昨日、稲刈りが終わりました。稲作りをして45年。今年のくらい稲が倒れた年はありませんでした。45年すべてを記憶しているわけではないので、実際はどうだったかわかりませんが、そんな認識をしていました。
稲が倒れると、その程度にもよりますが、刈り取りにはとても難渋します。難渋だけではないんです。お米そのものの品質低下も起きやすくなります。それはたいてい、倒れた日と稲刈りの日までの日数に比例します。そして、品質低下だけでなく、おいしさへの影響も出ます。当園としては、こちらののほうがより心配なことです。
でも言い訳がましく書くなら、これが農業生産の特色といえます。同じような品質のものの生産を望むものの、それは頑張ったからできるというものではなく、結果は毎年違っています。あるいは、「急な注文が入ったぞ。寝る時間を削って機械を動かせ。そうして注文に対応するのだ」なんてことも、こと農業に関しては、できる可能性がとても低いし、そう思ってもらわなければ困るような業種と言えます。
そんなわけなので、お付き合いを続けてくださる方にも感謝。お付き合いをやめた方にも、これまでありがとうございましたと、感謝の思いです。
何より、決定権は購入する側にあるのです。これは、お米に限らず厳正な現実。でも、だからといって、自分の立場を卑下しているわけではありませんよ。だから、継続、取りやめ、どちらの方に対しても感謝なのです。不思議なもので、やめるかたがおられても、新規の方が、ふと声をかけてくれたりするものです。有り難いものです。その妙なるバランスが崩れた時、あるいは崩れそうになった時は、今のようなスタイルのお米作りを縮小あるいはやめる良い機会だと思えば、間違いのないことだと思っています。

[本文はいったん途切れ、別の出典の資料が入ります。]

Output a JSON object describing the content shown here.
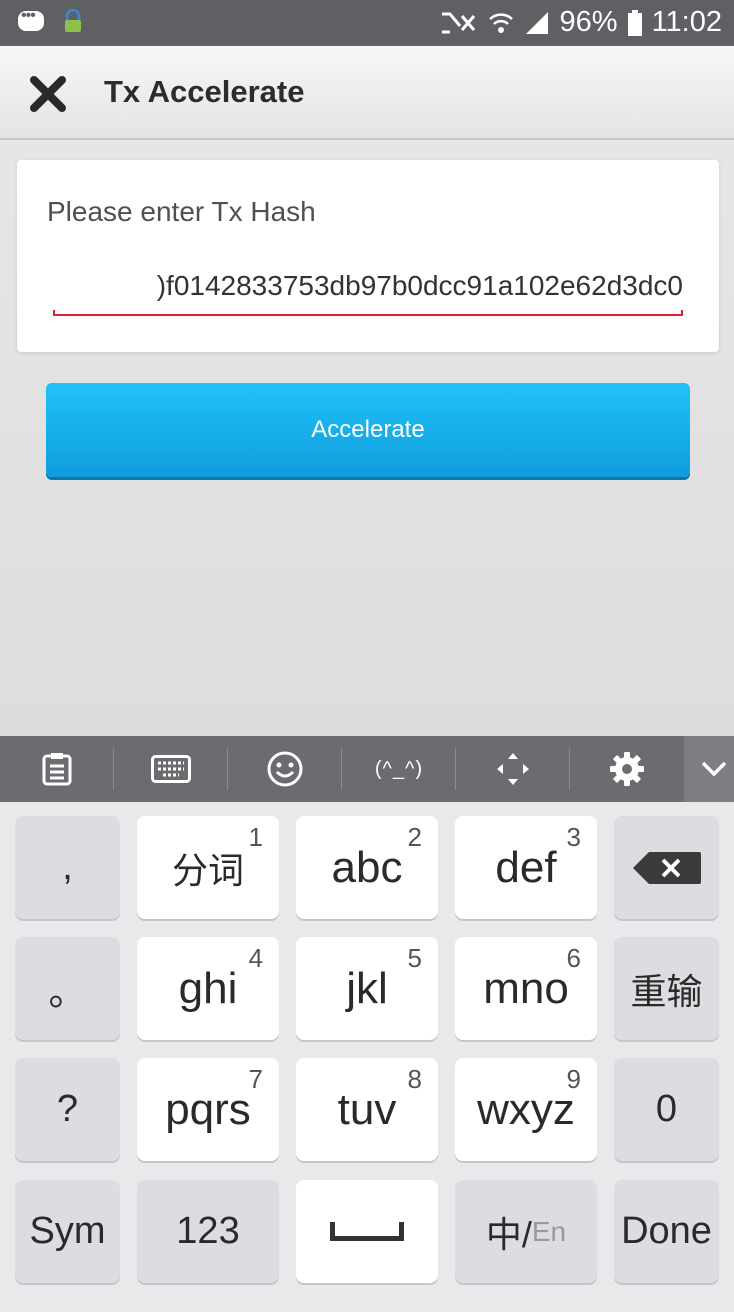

いずれにしても、お米を求めてくださる方が何人かでもいらっしゃるというのは、本当に励みになります。それはそうした方の人数の多い少ないとは関係ありません。ですので、「おいしいとは思わないけど、凡夫さんを支えるために買っているのよ」なんて無理だけは、決してせずにいただきたい。そんなふうに思います。
稲刈りが済んで、とりあえず天気のことを心配せずにすむことになって、本当にホッとしました。でも、もみすりは、一時中断。すでに色彩選別機を使って、新米お届けの準備に取り掛からなければならない時期に入っています。巷には新米がどんどんあふれ出してきています。来月中旬にはみなさまにお届けできるよう、作業に励みたいと思います。ことしはどんなあきたこまちなのか…。良い意味でも悪い意味でも、楽しみにしていてくださいね(笑)。
一度食べてからでも、あるいは食べる前でも、決定権は常に自分以外にあるのですから。